Dans un premier temps, l’utilisateur pourrait simplement sélectionner des contenus qu’il rencontre afin de signaler s’il souhaite ou non y être exposé. Dans un second temps, l’utilisateur aurait accès en tout temps à un tableau de bord ergonomique dans les paramètres de l’application pour adapter ses choix.
Pour que ce droit soit réellement mobilisé, il faut aussi penser le design pour rendre ce paramétrage désirable et ne pas proposer une modalité d’acceptation en bloc de tous les paramétrages par défaut. De même, il ne faut pas non plus avoir un choix trop fastidieux avec une liste trop longue de paramètres. Il faut véritablement penser un design adapté, avec des rubriques de choix bien identifiées et aisément accessibles pour ne pas décourager l’utilisateur
De même pour l’IA : chacun devrait pouvoir pré-paramétrer l’agent conversationnel selon ses propres intérêts et d’avoir la possibilité de le reparamétrer en permanence.
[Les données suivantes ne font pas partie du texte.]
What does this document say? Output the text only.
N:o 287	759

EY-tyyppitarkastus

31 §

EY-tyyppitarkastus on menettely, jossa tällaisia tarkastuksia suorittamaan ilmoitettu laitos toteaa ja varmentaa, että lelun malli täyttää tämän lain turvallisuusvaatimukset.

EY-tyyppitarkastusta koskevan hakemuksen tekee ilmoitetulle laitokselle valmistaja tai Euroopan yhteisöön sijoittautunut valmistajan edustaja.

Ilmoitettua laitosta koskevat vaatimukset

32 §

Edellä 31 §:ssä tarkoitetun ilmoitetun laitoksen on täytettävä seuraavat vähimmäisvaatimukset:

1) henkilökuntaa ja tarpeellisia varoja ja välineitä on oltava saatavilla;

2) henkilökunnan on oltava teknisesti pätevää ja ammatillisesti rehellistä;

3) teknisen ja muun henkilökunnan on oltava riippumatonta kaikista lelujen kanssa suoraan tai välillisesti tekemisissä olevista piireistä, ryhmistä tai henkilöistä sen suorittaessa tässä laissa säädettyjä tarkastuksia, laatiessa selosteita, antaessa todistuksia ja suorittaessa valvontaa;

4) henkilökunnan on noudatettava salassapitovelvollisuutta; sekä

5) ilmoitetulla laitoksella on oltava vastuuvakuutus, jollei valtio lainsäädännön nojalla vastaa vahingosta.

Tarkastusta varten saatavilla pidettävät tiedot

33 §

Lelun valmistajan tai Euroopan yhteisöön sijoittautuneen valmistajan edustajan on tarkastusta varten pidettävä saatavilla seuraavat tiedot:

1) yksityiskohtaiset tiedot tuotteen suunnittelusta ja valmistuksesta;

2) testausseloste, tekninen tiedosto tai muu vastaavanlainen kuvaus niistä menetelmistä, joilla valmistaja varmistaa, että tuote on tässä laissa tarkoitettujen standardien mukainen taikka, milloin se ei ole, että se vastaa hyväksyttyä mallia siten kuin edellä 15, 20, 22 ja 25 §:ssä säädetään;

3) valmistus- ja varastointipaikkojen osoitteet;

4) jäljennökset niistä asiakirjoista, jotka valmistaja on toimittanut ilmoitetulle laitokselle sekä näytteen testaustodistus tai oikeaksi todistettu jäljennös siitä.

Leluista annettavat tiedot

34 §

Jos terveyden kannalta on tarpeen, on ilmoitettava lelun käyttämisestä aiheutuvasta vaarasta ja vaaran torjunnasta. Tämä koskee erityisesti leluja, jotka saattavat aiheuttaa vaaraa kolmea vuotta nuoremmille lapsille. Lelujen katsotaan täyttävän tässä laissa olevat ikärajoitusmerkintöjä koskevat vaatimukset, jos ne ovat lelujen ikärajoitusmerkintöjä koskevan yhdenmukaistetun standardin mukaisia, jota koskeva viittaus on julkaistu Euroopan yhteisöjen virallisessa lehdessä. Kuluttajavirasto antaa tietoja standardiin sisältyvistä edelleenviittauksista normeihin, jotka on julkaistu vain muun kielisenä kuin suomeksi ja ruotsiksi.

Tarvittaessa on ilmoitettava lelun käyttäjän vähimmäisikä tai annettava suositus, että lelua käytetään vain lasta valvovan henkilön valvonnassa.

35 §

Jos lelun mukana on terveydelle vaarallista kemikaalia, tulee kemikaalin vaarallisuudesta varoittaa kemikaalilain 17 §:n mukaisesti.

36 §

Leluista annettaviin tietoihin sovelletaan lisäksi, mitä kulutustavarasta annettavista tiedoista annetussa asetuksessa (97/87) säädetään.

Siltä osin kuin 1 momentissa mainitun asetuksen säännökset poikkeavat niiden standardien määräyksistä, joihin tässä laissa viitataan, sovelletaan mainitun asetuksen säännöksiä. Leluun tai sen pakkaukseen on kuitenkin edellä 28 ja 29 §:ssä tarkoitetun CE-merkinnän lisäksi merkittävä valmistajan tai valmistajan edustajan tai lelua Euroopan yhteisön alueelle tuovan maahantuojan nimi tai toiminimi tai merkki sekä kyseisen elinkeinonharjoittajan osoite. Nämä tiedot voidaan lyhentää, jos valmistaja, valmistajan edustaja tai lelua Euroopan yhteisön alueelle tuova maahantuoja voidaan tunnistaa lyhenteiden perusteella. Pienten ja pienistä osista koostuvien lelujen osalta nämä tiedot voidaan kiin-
- Le dégroupage des réseaux sociaux (extrait d’une interview de Maria Luisa Stasi, avocate en droit de la concurrence)
« Les réseaux sociaux tels qu’Instagram, TikTok et autres offrent de nombreux services à la fois : entre autres, ils stockent le profil des utilisateurs avec toutes les photos, informations et contenus qu’ils peuvent télécharger ; ils organisent le contenu que les utilisateurs voient ou auquel ils ont accès ; ils suppriment ou suspendent les contenus ou comptes illégaux ; ils fournissent des services de messagerie instantanée. Tous ces services sont proposés sous la forme d’un paquet ou d’une “offre groupée”.
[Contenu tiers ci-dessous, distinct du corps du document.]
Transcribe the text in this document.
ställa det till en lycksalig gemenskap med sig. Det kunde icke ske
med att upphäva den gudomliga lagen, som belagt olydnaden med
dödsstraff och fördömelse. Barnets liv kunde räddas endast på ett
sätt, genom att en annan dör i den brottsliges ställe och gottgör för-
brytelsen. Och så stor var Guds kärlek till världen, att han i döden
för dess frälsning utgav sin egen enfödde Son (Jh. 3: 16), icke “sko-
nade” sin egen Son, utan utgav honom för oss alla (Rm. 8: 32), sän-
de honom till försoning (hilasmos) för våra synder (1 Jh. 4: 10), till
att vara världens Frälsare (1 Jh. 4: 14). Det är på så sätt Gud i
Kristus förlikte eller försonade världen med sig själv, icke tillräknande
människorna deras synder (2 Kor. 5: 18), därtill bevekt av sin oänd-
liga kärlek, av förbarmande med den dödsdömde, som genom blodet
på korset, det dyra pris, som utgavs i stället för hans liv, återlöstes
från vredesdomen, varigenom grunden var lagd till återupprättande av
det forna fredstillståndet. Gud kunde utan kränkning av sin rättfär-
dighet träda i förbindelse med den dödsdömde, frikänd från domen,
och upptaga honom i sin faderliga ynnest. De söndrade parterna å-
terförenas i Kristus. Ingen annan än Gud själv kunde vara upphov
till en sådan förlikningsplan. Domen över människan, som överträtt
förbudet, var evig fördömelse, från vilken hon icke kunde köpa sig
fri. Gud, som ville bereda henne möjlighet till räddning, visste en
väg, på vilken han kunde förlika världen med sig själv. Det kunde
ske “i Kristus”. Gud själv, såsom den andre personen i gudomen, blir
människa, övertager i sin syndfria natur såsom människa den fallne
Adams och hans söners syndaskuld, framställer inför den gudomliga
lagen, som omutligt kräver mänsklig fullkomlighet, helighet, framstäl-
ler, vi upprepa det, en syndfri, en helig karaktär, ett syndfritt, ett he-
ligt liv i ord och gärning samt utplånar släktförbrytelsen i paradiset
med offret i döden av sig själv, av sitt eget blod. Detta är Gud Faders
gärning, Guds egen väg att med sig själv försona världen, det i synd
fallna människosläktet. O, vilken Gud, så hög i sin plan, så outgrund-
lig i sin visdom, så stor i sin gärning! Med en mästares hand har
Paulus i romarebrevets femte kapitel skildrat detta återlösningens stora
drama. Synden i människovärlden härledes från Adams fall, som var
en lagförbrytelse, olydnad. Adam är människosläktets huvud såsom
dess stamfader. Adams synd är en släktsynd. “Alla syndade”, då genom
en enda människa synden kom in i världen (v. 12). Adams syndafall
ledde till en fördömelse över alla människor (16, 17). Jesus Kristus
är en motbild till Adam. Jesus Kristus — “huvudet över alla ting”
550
Cela contribue à l’enfermement des utilisateurs, qui se trouvent dans une situation où ils doivent “tout prendre” ou “tout laisser”. En outre, cette offre groupée a une valeur économique stratégique plus large pour les grandes plateformes. En proposant tous ces services ensemble, elles parviennent à la fois à se protéger de la pression concurrentielle et à priver les utilisateurs d’alternatives. Sans concurrence, ces plateformes ne sont pas incitées à améliorer la qualité de leurs services : elles ne sont pas obligées d’arrêter la surveillance des utilisateurs, la collecte excessive de données personnelles, l’utilisation de designs addictifs ou de faire taire certaines voix et d’en amplifier d’autres, sur la base de leurs seuls intérêts économiques.
Il est clair que l’offre groupée a un impact sur les droits fondamentaux des utilisateurs, tels que la vie privée et la liberté d’expression.
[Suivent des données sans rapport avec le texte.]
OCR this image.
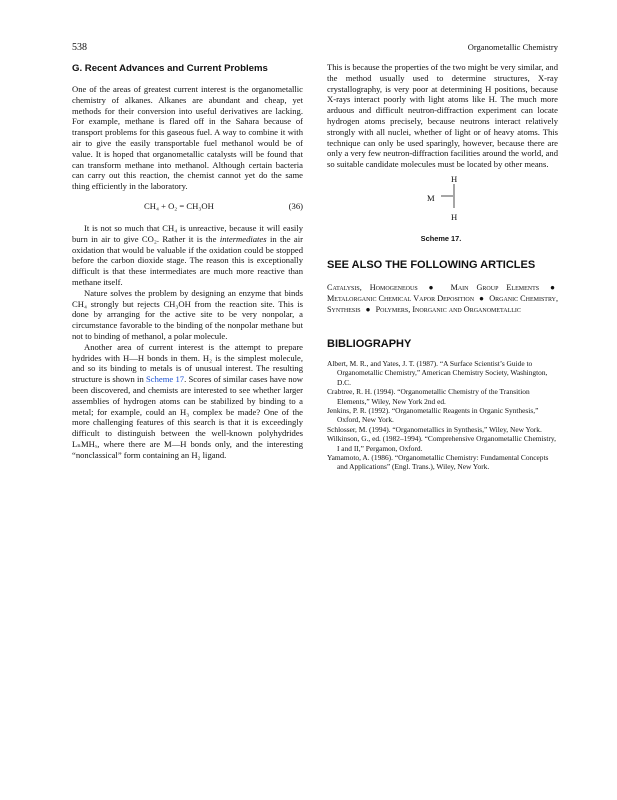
538	Organometallic Chemistry
G. Recent Advances and Current Problems

One of the areas of greatest current interest is the organometallic chemistry of alkanes. Alkanes are abundant and cheap, yet methods for their conversion into useful derivatives are lacking. For example, methane is flared off in the Sahara because of transport problems for this gaseous fuel. A way to combine it with air to give the easily transportable fuel methanol would be of value. It is hoped that organometallic catalysts will be found that can transform methane into methanol. Although certain bacteria can carry out this reaction, the chemist cannot yet do the same thing efficiently in the laboratory.

CH₄ + O₂ = CH₃OH	(36)

It is not so much that CH₄ is unreactive, because it will easily burn in air to give CO₂. Rather it is the intermediates in the air oxidation that would be valuable if the oxidation could be stopped before the carbon dioxide stage. The reason this is exceptionally difficult is that these intermediates are much more reactive than methane itself.

Nature solves the problem by designing an enzyme that binds CH₄ strongly but rejects CH₃OH from the reaction site. This is done by arranging for the active site to be very nonpolar, a circumstance favorable to the binding of the nonpolar methane but not to binding of methanol, a polar molecule.

Another area of current interest is the attempt to prepare hydrides with H—H bonds in them. H₂ is the simplest molecule, and so its binding to metals is of unusual interest. The resulting structure is shown in Scheme 17. Scores of similar cases have now been discovered, and chemists are interested to see whether larger assemblies of hydrogen atoms can be stabilized by binding to a metal; for example, could an H₃ complex be made? One of the more challenging features of this search is that it is exceedingly difficult to distinguish between the well-known polyhydrides LₙMHₓ, where there are M—H bonds only, and the interesting “nonclassical” form containing an H₂ ligand.

This is because the properties of the two might be very similar, and the method usually used to determine structures, X-ray crystallography, is very poor at determining H positions, because X-rays interact poorly with light atoms like H. The much more arduous and difficult neutron-diffraction experiment can locate hydrogen atoms precisely, because neutrons interact relatively strongly with all nuclei, whether of light or of heavy atoms. This technique can only be used sparingly, however, because there are only a very few neutron-diffraction facilities around the world, and so suitable candidate molecules must be located by other means.

H
M
H
Scheme 17.
SEE ALSO THE FOLLOWING ARTICLES
Catalysis, Homogeneous ● Main Group Elements ● Metalorganic Chemical Vapor Deposition ● Organic Chemistry, Synthesis ● Polymers, Inorganic and Organometallic
BIBLIOGRAPHY

Albert, M. R., and Yates, J. T. (1987). “A Surface Scientist’s Guide to Organometallic Chemistry,” American Chemistry Society, Washington, D.C.

Crabtree, R. H. (1994). “Organometallic Chemistry of the Transition Elements,” Wiley, New York 2nd ed.

Jenkins, P. R. (1992). “Organometallic Reagents in Organic Synthesis,” Oxford, New York.

Schlosser, M. (1994). “Organometallics in Synthesis,” Wiley, New York.

Wilkinson, G., ed. (1982–1994). “Comprehensive Organometallic Chemistry, I and II,” Pergamon, Oxford.

Yamamoto, A. (1986). “Organometallic Chemistry: Fundamental Concepts and Applications” (Engl. Trans.), Wiley, New York.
Dégrouper les réseaux sociaux et exiger des grandes plateformes qu’elles interopèrent avec d’autres fournisseurs permettrait de modifier ce statu quo, d’ouvrir le marché à la concurrence, de permettre à une communauté diversifiée de fournisseurs d’offrir leurs services et de donner aux utilisateurs la possibilité de choisir les services qu’ils apprécient le plus. Le dégroupage donnerait enfin aux utilisateurs la maîtrise de leur expérience en ligne.
Dès lors, si le dégroupage était mis en œuvre, à quoi ressembleraient les réseaux sociaux ? Pour les utilisateurs, le dégroupage des services signifierait que, lorsqu’ils créent ou possèdent un profil sur une grande plateforme (par exemple Instagram), il leur serait demandé s’ils souhaitent qu’Instagram lui-même ou un autre acteur (à choisir librement) fournissent le service de recommandation de contenus. De cette manière, les utilisateurs pourraient choisir des services de recommandation de contenus qui répondent à leurs préoccupations ou à leurs préférences. »
Ce texte a été rédigé à partir de la lettre d’information du conseil national du numérique publié en ligne le 12 septembre, et de fragments de deux des interviews qu’elle contient.